Lesson to be learnt: You might be rich, but you still need to be protected against calamities and catastrophes.

Assume you do have enough wealth to take care of any eventuality, including an expensive medical treatment abroad. Even if a sizeable chunk of the money is taken away, there will still be enough for the family.  

The crucial question is: what is your wealth made of? Most wealthy families have no dearth of assets for the survivors. But it takes a long time to unlock the wealth out of the assets.

For example, if real estate property, like a mansion or an apartment at a prime location, constitutes most of the wealth, it might take months (if not years) to sell it and collect the cash. If you live in an expensive apartment or house, it may not be possible for your family to sell it and relocate. Ever.

What if a huge portion is locked up in the share market and the market is totally bearish (which means the price of the shares have fallen) when your family needs the money? If they sell, they incur a huge loss. They are stuck.

What if you have included your jewellery under your assets? Would your family be eager to sell?

Don't confuse wealth with high income. The two are different. You could be a high earner but you could be spending just as much and, as a result, your savings could be quite low. This might also mean your family demands a lot of money which makes it all the more necessary that you have life insurance.

Lesson to be learnt: If your wealth is in the form of assets, your family may not be able translate it into cash when they need it.

Remember, the only people who can ignore life insurance are the super rich.

And if you need a monthly income, howsoever high, you cannot be classified as super rich.

Remember the saying, 'If you can count what you own, you are not wealthy'.

Only if you are in the same league as Bill Gates [Images], Azim Premji [Images] or Tiger Woods [Images], can you afford to ignore life insurance. 
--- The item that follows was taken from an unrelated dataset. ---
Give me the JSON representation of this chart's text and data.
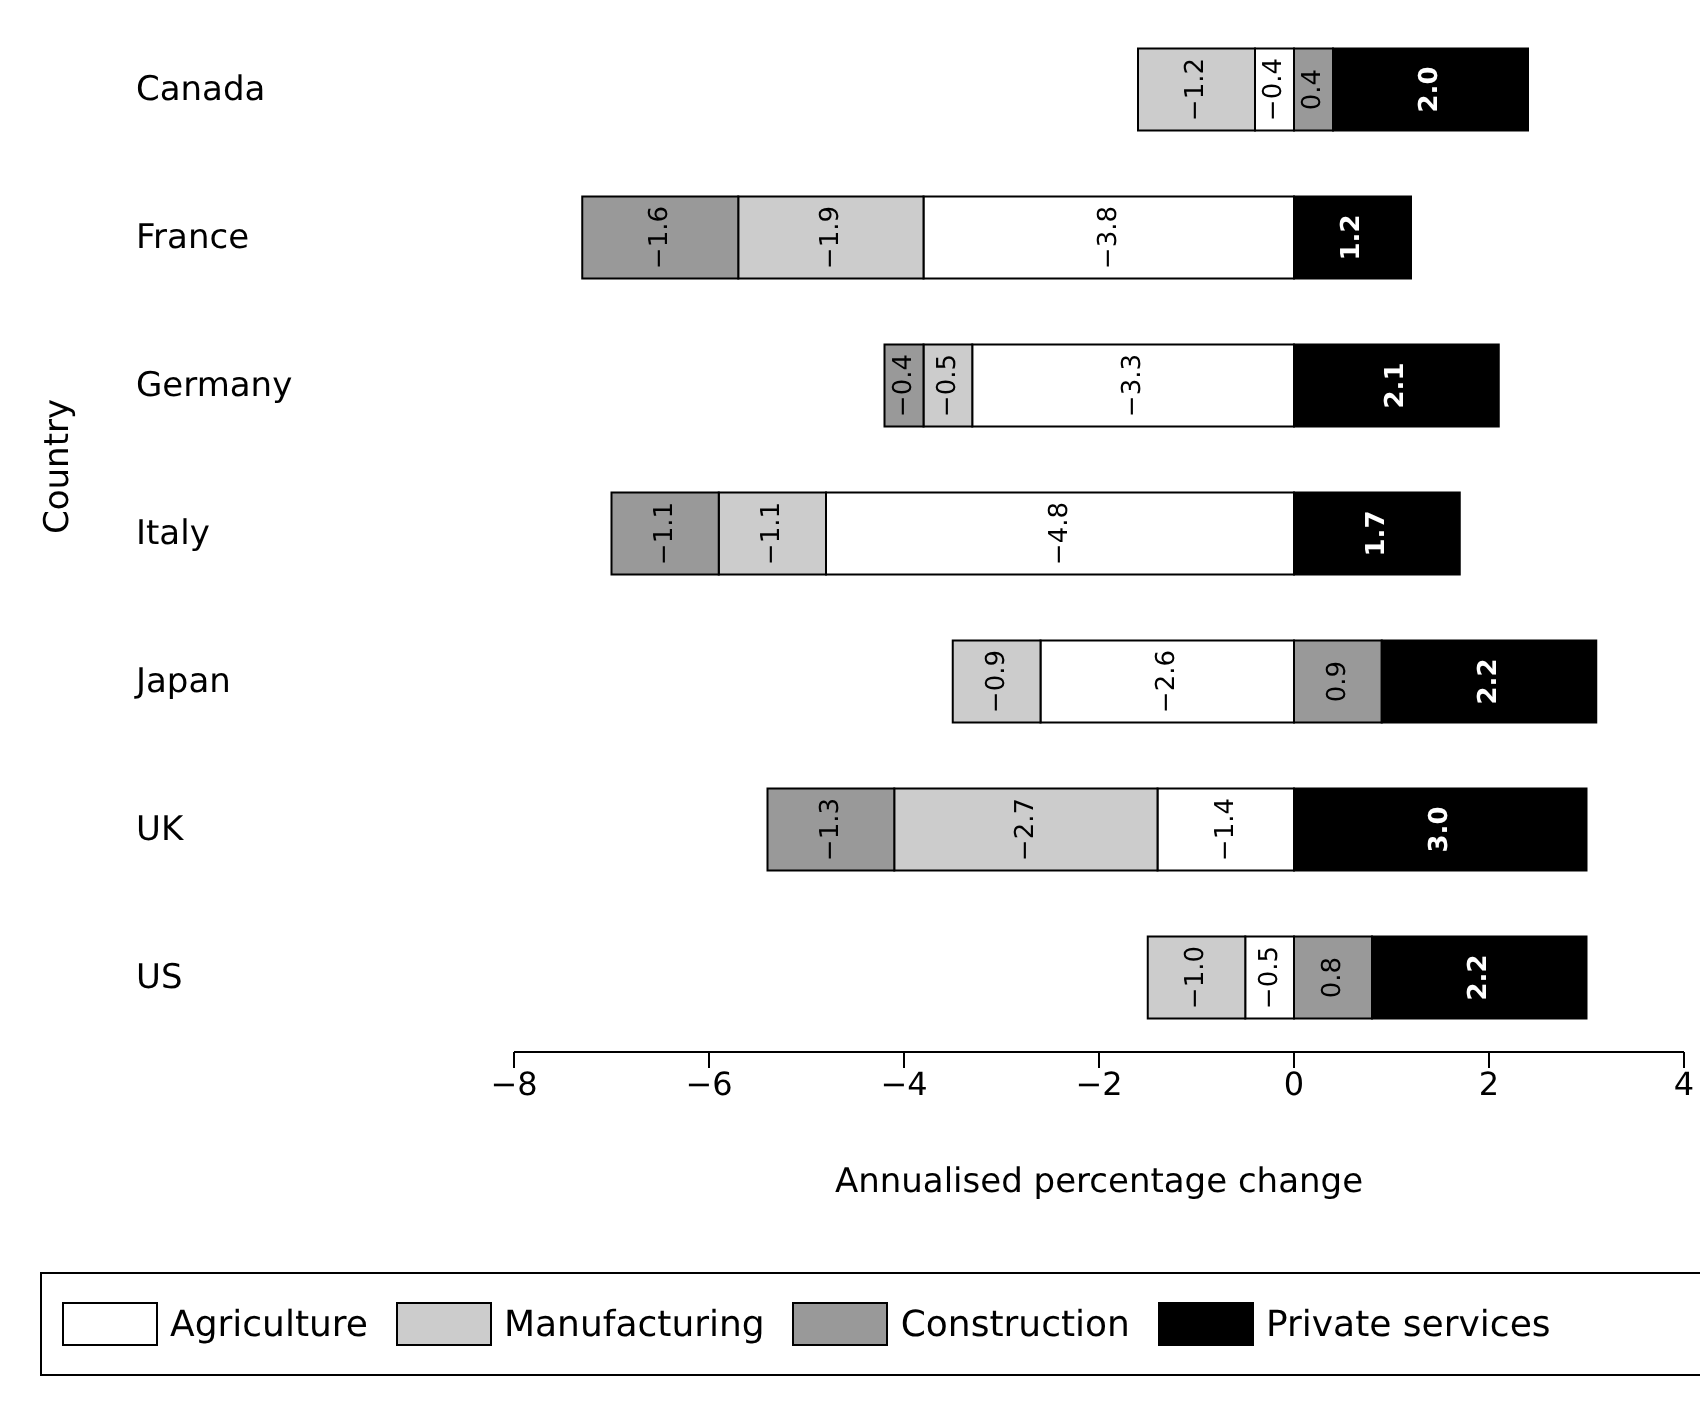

How do you get insured smartly?

1. You need life insurance in adequate measure. Make sure your policies are well-structured.

In order to select an appropriate policy, consult a financial planner or a good insurance advisor who will offer objective advice instead of a policy with a steep premium.

Term Insurance is the most basic form of life insurance. You are insured for a fixed number of years. If you pass away during this period, your beneficiary gets the money. If you don't, nobody gets anything.

2. Decide on the type of life insurance policy you want.

The Endowment Policy will give the money to the person you name as the beneficiary if you pass away. If you don't, you get the money at the end of the tenure.

The Whole Life Policy will give the money to the person you name as your beneficiary when you die.

To understand the various types of policies, please read How much is your life worth?

Do remember to ensure your life insurance policies are a wealth distributing tool.

3. Opt for different maturity periods.

Instead of taking a single policy for a large sum over a single term, consider taking a number of policies of varying maturities, say 10 years for one policy, and 20 years for another.

If they are investment policies, and if you live through them, you will collect huge sums at different points in time.

4. Name more than one beneficiary.

Nominate different members of your family as nominees.

For example, it may be a good idea to name your spouse as beneficiary for a policy of a relatively shorter maturity, say 10 years.

For a long term policy -- over the next 20 or 25 years -- you may want to nominate your children.

There is another reason why nominating different persons is important: it may be difficult to believe that they will ever fight among themselves for the spoils, but look around.

Family disputes about the distribution of the deceased's estate among the legal heirs are common.